Christen steht eine inländische Fluchtalternative im Nordirak offen (Fortsetzung der Rspr. des Senats); im Irak herrscht kein bewaffneter Konflikt i.S.d. Art. 15 Bst. c der Qualifikationsrichtlinie.

 

Schlagwörter: Irak, Widerruf, Flüchtlingsanerkennung, allgemeine Gefahr, Christen (katholische), Verfolgung durch Dritte, nichtstaatliche Verfolgung, Gruppenverfolgung, interne Fluchtalternative, interner Schutz, Nordirak, Anerkennungsrichtlinie, Zumutbarkeit, Existenzminimum, Situation bei Rückkehr, Abschiebungshindernis, zielstaatsbezogene Abschiebungshindernisse, Erlasslage, Abschiebungsstopp, ernsthafter Schaden, bewaffneter Konflikt
Normen: AsylVfG § 73 Abs. 1; AufenthG § 60 Abs. 1; RL 2004/83/EG Art. 8 Abs. 2; RL 2004/83/EG Art. 4 Abs. 3 Bst. c; AufenthG § 60 Abs. 7; RL 2004/83/EG Art. 15 Bst. c
Auszüge:

Christen steht eine inländische Fluchtalternative im Nordirak offen (Fortsetzung der Rspr. des Senats); im Irak herrscht kein bewaffneter Konflikt i.S.d.
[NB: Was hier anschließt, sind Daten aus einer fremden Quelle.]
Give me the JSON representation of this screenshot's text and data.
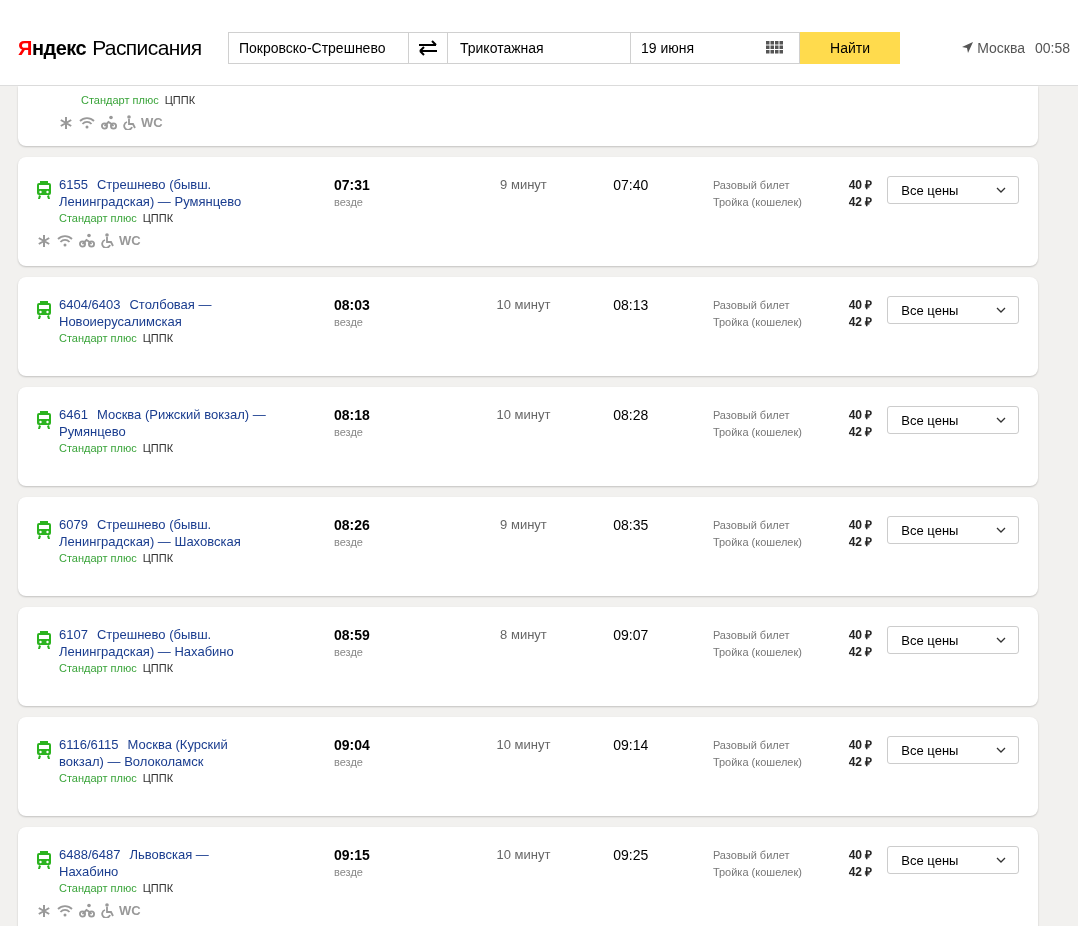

Art. 15 Bst. c der Qualifikationsrichtlinie.

(Leitsatz der Redaktion)

 

Das Verwaltungsgericht hätte die Klage abweisen müssen, da der Widerruf der Feststellung, dass in der Person des Klägers die Voraussetzungen des § 51 Abs. 1 AuslG (jetzt: § 60 Abs. 1 AufenthG) vorliegen, rechtmäßig ist und den Kläger daher nicht in seinen Rechten verletzt (§ 113 Abs. 1 Satz 1 VwGO). Auch hat das Bundesamt im angefochtenen Bescheid zu Recht festgestellt, dass in der Person des Klägers Abschiebungshindernisse nach § 53 AuslG (jetzt: Abschiebungsverbote nach § 60 Abs. 2, 3, 5, 7 AufenthG und Art. 15 c) der Richtlinie 2004/83/EG) nicht vorliegen.
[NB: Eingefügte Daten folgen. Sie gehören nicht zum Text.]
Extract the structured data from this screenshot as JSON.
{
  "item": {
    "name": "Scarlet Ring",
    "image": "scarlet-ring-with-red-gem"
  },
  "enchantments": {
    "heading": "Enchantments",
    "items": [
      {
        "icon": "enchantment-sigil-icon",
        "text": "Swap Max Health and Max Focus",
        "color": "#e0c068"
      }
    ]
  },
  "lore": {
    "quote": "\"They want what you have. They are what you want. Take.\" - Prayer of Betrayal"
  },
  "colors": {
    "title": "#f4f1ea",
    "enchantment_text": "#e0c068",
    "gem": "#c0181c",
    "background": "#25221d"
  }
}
Der Zulässigkeit des Widerrufs kann auch die Gefahr erneuter Verfolgung nicht entgegengehalten werden (vgl. zur erneuten Verfolgung BVerwG, Urteil vom 1.11.2005, aaO). Dem Kläger als Angehörigen der assyrisch-katholischen Glaubensgemeinschaft droht zwar bei einer Rückkehr nach Bagdad mit beachtlicher Wahrscheinlichkeit Verfolgung durch nichtstaatlicher Akteure im Sinne von § 60 Abs. 1 S. 4 c) AufenthG; die Grundsätze für die unmittelbare und die mittelbare staatliche Gruppenverfolgung sind prinzipiell auch auf die private Verfolgung durch nichtstaatliche Akteure übertragbar, wie sie nunmehr durch das Zuwanderungsgesetz ausdrücklich als schutzbegründend geregelt ist (BVerwG, Urteil vom 18.7.2006 - 1 C 15.05 -, InfAusR 2007, 33). Dem Kläger steht allerdings in den kurdisch regierten Landesteilen im Norden des Iraks eine innerstaatliche Fluchtalternative im Sinne von § 60 Abs. 1 S. 4 c) AufenthG nach Maßgabe der Auslegungskriterien nach Art. 8 der Richtlinie 2004/83/EG zur Verfügung.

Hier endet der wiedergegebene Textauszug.